FLOWER POWER

by Ada Milenkovic Brown

pg01/pg02/pg03
APRIL 2008 #10

 

She had to cure this somehow.

When she got back to the office with her sandwich, she perused her files. As she ate she reread an article she found that was sent around last year. About dealing with attraction in the workplace. If males and females were working together, they should channel any attraction or sexual tension into the project instead of toward each other. There was research showing that sexual tension channeled in this way actually improved productivity.

But they weren’t working on a project together. How can I do this, I’ve got nothing to channel into?

Unless she took his yoga class.

Their project could be her learning yoga. She could channel her feelings into better and better stretches and headstands and contortions.

The next day she brought the outfit she had bought to work.
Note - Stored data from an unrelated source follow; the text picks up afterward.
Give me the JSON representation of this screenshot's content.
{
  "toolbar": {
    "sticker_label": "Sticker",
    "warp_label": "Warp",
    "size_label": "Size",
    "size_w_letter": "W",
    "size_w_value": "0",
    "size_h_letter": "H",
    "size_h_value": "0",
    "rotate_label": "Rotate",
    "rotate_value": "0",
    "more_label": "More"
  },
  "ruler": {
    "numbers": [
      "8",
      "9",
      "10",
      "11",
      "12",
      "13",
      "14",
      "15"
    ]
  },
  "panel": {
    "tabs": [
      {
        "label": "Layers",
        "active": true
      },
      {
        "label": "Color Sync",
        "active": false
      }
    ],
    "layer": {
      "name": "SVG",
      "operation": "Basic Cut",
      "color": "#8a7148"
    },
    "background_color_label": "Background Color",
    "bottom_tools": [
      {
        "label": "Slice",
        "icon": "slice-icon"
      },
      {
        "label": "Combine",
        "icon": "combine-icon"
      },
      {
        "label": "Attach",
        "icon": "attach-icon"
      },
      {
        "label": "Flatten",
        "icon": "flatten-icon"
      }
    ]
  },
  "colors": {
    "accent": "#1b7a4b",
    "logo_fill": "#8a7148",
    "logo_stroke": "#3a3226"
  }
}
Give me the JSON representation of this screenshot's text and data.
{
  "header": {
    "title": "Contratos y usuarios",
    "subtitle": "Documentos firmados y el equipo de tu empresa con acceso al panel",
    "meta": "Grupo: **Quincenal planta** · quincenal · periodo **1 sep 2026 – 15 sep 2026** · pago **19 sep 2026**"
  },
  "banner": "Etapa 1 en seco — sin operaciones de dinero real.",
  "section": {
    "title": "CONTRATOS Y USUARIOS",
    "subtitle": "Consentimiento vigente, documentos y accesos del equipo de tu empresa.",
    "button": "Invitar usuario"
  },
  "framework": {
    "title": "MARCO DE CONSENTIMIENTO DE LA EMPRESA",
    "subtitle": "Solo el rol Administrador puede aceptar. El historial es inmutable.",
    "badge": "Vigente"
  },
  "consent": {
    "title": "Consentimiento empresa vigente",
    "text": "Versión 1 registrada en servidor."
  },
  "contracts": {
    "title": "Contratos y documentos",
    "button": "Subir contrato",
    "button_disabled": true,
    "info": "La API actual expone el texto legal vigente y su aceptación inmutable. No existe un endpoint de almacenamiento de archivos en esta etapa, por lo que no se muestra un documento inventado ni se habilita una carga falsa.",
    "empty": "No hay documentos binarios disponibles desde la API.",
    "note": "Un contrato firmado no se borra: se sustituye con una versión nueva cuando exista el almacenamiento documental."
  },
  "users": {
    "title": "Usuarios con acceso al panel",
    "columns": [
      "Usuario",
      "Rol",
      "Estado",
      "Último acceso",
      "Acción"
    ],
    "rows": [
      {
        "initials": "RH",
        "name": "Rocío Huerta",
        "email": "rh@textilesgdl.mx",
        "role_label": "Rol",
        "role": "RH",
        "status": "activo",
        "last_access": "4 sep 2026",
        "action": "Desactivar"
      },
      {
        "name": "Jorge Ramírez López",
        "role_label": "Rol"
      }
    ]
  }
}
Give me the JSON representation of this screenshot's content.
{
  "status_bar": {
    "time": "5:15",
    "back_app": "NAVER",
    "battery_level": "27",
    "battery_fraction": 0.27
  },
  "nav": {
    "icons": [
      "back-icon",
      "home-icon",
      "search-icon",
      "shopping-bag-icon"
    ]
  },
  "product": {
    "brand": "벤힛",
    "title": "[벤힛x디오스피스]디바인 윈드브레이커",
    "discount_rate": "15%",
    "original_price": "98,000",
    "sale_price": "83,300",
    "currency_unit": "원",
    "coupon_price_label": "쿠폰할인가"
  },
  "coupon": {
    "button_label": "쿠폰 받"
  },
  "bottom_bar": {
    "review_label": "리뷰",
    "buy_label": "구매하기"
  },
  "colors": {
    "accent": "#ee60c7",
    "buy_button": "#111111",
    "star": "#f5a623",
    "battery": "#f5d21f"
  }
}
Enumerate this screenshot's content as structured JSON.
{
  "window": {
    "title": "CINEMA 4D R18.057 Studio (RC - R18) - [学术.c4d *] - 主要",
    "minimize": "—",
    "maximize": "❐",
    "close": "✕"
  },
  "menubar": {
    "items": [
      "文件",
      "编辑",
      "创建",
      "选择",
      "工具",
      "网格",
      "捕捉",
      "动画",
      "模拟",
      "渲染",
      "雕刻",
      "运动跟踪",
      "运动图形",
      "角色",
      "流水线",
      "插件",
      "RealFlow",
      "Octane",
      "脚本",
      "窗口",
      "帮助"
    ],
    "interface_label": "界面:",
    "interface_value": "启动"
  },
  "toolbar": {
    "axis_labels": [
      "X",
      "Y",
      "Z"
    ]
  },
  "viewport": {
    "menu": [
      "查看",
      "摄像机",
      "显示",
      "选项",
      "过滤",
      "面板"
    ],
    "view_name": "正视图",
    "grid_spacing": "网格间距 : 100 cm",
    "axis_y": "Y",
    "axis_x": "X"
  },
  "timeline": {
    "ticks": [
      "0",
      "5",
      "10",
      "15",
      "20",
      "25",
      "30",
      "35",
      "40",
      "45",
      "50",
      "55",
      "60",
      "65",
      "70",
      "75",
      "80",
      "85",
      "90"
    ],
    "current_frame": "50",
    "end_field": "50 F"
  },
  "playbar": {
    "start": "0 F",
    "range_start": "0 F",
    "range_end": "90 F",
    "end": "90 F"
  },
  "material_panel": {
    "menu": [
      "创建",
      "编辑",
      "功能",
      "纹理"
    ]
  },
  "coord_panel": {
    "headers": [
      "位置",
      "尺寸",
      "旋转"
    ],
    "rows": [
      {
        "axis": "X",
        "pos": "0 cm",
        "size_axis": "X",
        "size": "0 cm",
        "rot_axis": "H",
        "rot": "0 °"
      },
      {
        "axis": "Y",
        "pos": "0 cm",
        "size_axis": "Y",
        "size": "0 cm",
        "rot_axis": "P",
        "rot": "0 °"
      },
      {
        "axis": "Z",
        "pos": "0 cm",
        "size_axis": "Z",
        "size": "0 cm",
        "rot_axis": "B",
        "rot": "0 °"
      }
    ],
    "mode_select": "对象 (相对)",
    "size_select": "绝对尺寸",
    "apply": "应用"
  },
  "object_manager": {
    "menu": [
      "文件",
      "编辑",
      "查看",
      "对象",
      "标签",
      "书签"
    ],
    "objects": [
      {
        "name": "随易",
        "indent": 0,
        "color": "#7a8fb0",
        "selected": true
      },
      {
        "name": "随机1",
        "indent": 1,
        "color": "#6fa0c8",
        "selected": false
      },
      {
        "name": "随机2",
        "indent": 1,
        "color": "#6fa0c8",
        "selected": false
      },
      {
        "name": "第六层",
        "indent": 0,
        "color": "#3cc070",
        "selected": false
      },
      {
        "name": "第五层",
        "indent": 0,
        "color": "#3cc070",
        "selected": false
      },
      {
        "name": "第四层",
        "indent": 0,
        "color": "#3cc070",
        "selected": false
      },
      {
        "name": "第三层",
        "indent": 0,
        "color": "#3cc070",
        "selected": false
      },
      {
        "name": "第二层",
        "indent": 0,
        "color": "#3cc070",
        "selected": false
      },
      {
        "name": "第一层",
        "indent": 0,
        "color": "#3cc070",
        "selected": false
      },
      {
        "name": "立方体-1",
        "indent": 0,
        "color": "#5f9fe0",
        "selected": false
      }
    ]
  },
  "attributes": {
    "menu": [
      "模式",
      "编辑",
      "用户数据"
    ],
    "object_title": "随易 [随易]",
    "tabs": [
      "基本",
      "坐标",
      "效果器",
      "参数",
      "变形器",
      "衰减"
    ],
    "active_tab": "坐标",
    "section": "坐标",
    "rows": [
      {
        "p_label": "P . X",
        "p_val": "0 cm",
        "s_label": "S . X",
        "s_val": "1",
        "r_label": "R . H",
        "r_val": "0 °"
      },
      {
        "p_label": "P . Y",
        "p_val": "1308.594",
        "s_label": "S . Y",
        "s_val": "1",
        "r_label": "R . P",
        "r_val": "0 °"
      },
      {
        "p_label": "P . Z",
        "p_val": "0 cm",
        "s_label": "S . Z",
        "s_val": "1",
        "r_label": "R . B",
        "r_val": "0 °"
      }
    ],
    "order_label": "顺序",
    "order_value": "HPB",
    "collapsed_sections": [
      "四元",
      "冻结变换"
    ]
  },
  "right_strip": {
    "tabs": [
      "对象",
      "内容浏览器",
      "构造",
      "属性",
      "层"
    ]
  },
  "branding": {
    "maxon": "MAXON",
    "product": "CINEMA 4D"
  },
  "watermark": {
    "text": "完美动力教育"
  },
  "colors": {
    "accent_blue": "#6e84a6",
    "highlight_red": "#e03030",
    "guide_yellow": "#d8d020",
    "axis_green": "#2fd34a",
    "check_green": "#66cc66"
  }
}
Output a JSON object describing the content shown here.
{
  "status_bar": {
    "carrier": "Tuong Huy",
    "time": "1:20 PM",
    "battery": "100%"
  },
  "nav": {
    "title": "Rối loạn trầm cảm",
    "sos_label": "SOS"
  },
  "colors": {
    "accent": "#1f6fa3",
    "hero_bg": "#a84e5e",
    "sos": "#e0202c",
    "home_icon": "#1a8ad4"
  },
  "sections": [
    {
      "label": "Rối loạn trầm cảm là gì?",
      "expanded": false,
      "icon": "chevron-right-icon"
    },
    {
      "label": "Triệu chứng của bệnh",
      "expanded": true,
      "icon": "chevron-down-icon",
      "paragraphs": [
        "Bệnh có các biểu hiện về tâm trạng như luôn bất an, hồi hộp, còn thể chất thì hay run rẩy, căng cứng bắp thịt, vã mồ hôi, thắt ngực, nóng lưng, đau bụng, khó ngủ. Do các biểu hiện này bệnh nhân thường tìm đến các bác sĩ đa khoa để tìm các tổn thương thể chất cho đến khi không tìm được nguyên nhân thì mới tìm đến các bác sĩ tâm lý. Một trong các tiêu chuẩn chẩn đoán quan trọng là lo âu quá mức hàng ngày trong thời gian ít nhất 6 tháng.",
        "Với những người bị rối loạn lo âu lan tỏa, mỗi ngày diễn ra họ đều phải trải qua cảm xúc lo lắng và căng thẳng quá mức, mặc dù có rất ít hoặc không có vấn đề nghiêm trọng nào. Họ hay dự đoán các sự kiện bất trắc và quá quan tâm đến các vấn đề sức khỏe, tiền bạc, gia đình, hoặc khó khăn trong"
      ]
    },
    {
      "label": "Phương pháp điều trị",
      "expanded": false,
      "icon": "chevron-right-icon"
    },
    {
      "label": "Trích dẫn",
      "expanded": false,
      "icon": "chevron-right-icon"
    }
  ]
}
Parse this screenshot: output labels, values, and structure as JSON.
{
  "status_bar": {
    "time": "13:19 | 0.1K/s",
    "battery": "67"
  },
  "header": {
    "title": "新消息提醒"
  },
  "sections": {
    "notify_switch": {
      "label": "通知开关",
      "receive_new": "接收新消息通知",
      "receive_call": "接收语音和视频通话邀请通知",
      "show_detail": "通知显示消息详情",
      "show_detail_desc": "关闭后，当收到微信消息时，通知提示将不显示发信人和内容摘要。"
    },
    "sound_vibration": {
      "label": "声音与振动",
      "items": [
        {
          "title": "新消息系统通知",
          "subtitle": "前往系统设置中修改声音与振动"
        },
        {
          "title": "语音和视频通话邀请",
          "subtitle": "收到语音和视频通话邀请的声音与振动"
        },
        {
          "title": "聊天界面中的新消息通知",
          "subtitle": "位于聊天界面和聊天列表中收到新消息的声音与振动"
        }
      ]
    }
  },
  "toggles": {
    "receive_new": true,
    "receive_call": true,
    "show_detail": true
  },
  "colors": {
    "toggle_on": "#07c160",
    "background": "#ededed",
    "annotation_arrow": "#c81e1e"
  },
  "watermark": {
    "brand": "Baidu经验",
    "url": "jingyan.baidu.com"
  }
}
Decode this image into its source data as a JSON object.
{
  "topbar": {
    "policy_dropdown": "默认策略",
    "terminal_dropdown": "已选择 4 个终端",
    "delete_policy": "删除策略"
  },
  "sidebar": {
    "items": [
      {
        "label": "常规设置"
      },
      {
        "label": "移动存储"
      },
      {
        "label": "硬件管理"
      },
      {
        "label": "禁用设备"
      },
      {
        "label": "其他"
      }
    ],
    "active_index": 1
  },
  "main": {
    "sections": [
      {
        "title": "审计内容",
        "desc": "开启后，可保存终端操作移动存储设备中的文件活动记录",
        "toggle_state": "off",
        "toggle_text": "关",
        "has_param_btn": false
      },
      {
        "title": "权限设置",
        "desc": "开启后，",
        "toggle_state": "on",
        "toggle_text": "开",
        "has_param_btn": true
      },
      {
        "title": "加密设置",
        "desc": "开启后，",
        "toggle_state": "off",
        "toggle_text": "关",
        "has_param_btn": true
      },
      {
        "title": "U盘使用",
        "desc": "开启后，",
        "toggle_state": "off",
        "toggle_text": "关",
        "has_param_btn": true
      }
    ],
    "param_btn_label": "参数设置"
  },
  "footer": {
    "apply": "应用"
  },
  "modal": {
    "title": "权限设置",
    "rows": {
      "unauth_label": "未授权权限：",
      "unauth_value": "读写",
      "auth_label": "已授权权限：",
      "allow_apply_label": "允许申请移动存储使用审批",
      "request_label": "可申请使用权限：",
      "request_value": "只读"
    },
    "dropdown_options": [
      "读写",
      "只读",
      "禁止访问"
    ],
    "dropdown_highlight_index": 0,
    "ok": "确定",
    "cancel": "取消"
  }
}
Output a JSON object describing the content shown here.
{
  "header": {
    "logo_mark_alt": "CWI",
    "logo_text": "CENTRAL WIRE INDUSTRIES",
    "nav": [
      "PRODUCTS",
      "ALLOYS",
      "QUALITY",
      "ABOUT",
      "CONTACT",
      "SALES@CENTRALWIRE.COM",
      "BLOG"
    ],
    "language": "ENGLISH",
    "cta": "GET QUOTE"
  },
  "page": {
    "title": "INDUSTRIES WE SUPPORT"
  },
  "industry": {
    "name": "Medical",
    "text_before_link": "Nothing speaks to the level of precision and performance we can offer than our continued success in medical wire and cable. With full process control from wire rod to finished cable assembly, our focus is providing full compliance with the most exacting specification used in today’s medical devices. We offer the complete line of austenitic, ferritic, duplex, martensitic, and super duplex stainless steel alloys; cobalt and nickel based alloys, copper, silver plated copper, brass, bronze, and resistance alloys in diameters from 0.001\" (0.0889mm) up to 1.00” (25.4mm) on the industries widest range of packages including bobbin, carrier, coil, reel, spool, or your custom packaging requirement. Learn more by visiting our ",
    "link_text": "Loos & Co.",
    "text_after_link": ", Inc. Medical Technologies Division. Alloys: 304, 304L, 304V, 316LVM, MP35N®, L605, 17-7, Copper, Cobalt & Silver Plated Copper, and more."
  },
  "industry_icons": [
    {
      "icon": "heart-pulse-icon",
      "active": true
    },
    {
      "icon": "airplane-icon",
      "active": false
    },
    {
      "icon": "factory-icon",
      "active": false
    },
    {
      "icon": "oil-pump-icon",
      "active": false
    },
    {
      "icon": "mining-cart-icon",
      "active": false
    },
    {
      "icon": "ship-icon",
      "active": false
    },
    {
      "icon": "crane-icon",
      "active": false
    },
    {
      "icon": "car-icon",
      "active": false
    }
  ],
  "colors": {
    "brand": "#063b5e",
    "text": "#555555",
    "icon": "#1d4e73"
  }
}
At ll:50 she drew the blinds, locked the door, and changed. She went in front of the mirror in the Ladies Room to see how it looked. The outlines of her nipples showed a little through the tank top. Which was good. But the right one was too high, and when she adjusted the bra, then the left was too high. It took her about ten minutes to get them level. She combed her hair and reapplied her lipstick.

After waiting too long for the elevator, she ran down the stairs, but not fast enough to get sweaty. Although her heart was pounding when she got outside.

A perky woman was teaching the class. With curly hair corralled by a scrunchy.

Where was Dillon?

The handshakes, the hugs. Because he was leaving? And he’d wanted to tell her -- what? She moved vaguely in a semblance of the positions. What had he wanted to tell her?

The forty-minute class seemed to take forever. Finally it was over and she went back upstairs and changed clothes.

Goodbye? Was that all? No. It couldn’t have been just that. If he didn’t have feelings for her, why would he have wanted to say anything? Yes, that made sense. And that meant the tuft in the drawer had to be he loves me not. She pulled open the drawer and dropped the tuft into the wastebasket.

Which meant -- “He loves me,” she whispered to the tuft still left on the stem.

That’s why he quit. Surely. To save his marriage. It was a noble gesture, she had to honor it. “He did it for you, Sorrel. And the baby.” She pictured them all together in a tidy nursery with a green color scheme.

One more look. To say goodbye. She tried to open the Stress Bester site on her computer but it wouldn’t come up. She tried again a little later and scrolled down to the place with his picture. It wasn’t his picture anymore. It was Ms. Perky, this time with her curly hair creating turbulence around her shoulders. Karen did another Google search. Now it was only the podiatrist and the woman in England.


***

The next morning as Karen sat down at her desk, she pulled an empty staple box from her purse. Last night she had tenderly, carefully glued a lining into the little box, cut from a gold velvet ribbon left over from Christmas. She picked up the withered dandelion stem with its last white tuft and laid it on the velvet. Two tears rolled down her face and made little wet spots on her skirt. She closed the box, hugged it to her chest for a few moments. Then she stuck it way in the back of her center desk drawer.

Channel it into the project. No doubt into a lot of projects. Except they would have to be her projects and not theirs. His project was with Sorrel.

She picked up a sheaf of papers. She opened the spreadsheet for next year’s budget. She thought about the shriveled stem in the staple box.

Dandelions.

Something else in life which really ought to come with a warning label.